A series of four photoluminescent binuclear copper(I) compounds bearing phosphorus and sulfur donor atom ligands have been synthesized from reactions of copper(I) halides with the diphosphane dppe [1,2‐bis(diphenylphoshino)ethane] and the anions of three different N‐heterocyclic thiols, namely 5‐methyl‐1,3,4‐thiadiazole‐2‐thiol, 1‐phenyl‐1H‐tetrazole‐5‐thiol and ethyl 2‐thiouracil‐5‐carboxylate. Depending on the nature of the N‐heterocyclic thiol, the resulting compounds adopt two different structural motifs, having either a dppe‐bridged core, that is, [Cu2(κ‐S‐thiolate)2(dppe)2(µ‐dppe)], or a bis(thiolate)‐bridged core, that is, [Cu2(µ‐S‐thiolate)2(dppe)2], with a Cu2(µ‐S)2 cluster‐type core.
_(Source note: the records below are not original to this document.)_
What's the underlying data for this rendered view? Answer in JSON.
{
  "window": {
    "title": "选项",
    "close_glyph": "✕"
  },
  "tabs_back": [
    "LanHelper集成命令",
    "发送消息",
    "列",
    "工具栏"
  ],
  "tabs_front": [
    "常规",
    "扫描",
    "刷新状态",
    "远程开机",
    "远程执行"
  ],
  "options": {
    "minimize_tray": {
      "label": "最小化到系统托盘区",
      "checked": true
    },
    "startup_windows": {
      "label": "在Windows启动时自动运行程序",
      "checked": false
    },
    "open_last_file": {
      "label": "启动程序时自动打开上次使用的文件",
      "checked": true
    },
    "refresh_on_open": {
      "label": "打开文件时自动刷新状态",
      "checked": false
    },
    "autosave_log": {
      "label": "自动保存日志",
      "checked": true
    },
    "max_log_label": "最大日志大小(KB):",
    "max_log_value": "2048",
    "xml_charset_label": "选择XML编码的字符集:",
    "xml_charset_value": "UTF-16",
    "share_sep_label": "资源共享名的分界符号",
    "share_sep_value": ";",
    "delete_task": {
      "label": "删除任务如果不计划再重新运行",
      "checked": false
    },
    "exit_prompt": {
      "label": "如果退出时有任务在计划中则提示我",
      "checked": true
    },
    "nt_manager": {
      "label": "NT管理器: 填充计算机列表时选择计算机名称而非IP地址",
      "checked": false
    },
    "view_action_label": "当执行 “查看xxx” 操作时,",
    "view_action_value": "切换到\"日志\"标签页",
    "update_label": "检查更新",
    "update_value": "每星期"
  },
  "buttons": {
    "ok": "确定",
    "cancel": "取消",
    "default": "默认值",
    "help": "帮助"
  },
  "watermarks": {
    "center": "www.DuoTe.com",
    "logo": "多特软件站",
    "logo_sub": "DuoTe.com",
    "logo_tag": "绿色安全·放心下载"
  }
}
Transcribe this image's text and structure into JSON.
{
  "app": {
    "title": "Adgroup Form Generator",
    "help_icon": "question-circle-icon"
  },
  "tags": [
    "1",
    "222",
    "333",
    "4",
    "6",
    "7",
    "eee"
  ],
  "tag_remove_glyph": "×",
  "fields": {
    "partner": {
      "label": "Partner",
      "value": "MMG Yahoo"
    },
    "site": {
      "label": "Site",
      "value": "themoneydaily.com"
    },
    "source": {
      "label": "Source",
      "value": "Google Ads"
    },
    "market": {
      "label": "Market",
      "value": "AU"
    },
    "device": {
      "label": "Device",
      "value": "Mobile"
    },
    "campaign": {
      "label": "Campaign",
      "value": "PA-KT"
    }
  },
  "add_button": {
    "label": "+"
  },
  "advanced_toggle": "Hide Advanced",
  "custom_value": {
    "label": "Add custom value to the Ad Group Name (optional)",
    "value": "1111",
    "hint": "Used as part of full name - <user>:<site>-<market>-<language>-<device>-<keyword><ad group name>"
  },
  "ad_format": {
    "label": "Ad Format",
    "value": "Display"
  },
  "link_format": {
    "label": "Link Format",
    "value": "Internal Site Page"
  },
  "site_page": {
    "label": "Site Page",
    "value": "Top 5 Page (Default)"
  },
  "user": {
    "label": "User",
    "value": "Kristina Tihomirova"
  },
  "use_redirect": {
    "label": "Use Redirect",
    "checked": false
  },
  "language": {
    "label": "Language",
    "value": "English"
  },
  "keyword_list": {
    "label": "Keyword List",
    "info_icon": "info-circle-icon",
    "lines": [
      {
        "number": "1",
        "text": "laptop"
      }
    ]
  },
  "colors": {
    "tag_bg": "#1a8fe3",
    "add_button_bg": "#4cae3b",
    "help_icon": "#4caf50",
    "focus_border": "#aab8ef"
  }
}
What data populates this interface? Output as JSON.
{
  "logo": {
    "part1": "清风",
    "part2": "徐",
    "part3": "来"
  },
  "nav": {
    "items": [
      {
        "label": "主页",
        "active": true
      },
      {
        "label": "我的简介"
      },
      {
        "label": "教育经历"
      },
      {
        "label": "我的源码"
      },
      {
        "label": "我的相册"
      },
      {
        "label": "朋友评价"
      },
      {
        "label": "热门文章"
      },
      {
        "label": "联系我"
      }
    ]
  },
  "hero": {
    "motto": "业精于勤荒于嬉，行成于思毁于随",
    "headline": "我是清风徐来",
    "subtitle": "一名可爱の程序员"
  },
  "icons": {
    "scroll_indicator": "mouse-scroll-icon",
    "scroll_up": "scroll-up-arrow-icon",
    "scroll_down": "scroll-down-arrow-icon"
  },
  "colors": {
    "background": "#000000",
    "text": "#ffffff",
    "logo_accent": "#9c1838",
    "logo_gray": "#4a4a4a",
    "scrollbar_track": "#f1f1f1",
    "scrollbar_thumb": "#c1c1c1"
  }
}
The stabilization of the latter type of structure is rationalized by the presence of intramolecular hydrogen‐bonding interactions developed between two bridging N‐heterocyclic thiolate ligands positioned at the same side of the Cu2(µ‐S)2 core, which lead to short Cu···Cu interactions (ca. 2.6 Å), as it is evidenced by X‐ray crystallography studies and supported by Density‐Functional Theory (DFT) calculations. All compounds are photoluminescent and, upon UV‐light irradiation, they exhibit emission maxima ranging from about 470 to 510 nm, depending on the structural and geometric characteristics of the complexes. According to DFT calculations, the photoluminescence properties of the dppe‐bridged binuclear compounds originate from excited states having mainly a (M+L)LCT character, which result from [dCuI+π(thiolate)]→π*(phosphane) electronic transitions, while in the case of the thiolate‐bridged, cluster‐like binuclear compound the emitting excited states are also influenced by the short Cu···Cu interactions and appear to have also CC contributions in addition to an MLCT character. Furthermore, in the case of the dppe‐bridged binuclear complexes, the influence of the electronic nature of the thiolate group on the observed emission wavelength is demonstrated.